There is a good discussion of this problem going on in the bug reports sections, but it was suggested that someone should move it to feature requests, and since I am currently having this problem, I’m doing so. If someone else has asked for this feature, I’m sorry that I haven’t found it.
Specifically, I’m hoping that there be some simple way to make obscured observations taken within the polygon that defines a place show up on lists for that place, even if we don’t want them on the public map.
My present example: I and a group of other local naturalists are using iNaturalist to document the biodiversity of a large piece of State owned land (currently at risk of sale and development) in Sonoma County, CA. Our project page is here:
https://www.inaturalist.org/projects/sonoma-developmental-center-natural-history
We’ve been finding iNaturalist an extremely useful tool for this, but have been running into two problems. Both relate to the geoprivacy of threatened taxa.

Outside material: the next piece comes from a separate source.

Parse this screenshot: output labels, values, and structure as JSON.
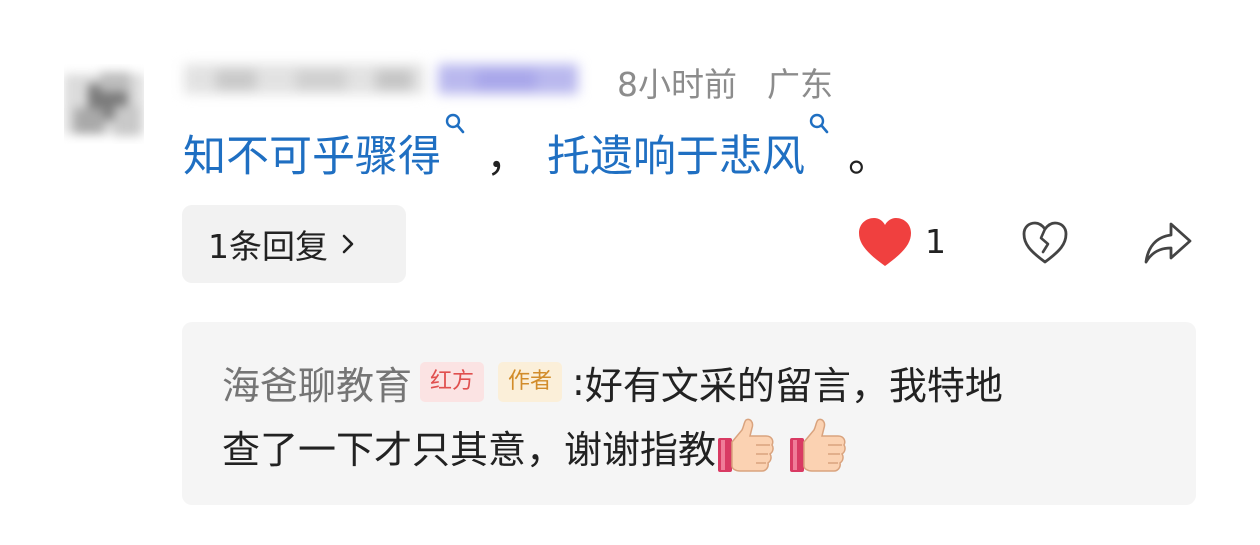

First, and most importantly, we are documenting the diversity of this place in the hopes that this information will be part of the conversation about future uses of this land, but observations of threatened and endangered species don’t show up on the project page, or on this property, because they are automatically obscured. For example, this observation: https://www.inaturalist.org/observations/20893829
Documenting the protected species on a property only to have them not show up on the relevant list for that property strikes at what I see as a core function of iNaturalist.
Second, we can’t know what vulnerable species were previously documented on this land by others. Foothill Yellow-legged frogs, for example, have been documented in that general area, but we don’t know if these observations are from this property or not. There may be other threatened species previously documented from this property on iNaturalist, but we can’t find out. Again, what seems like a core function (at least for place-based conservation applications) is compromised.
I therefore request the feature that obscured observations show up on project lists even if they don’t show up on the map of that property.
The obvious problem with this request is that poachers could find out if a protected organism is in a particular place by creating continuously smaller places with associated projects, and eventually narrow down to exactly where the organisms are. My proposed solution to this problem (and maybe there is a better one) is to set a reasonable lower limit to the area where this feature would function. Knowing that there is a California Giant Salamander larva or California Freshwater Shrimp hiding somewhere within the area of this project is not going to be much use to any poachers.
Another possible solution, which would solve the first problem but not the second, would be to allow the contribution of obscured observations to place-based projects, which as far as I can tell is not currently possible.
Please let me know if what I’m asking or why isn’t clear. Thank you.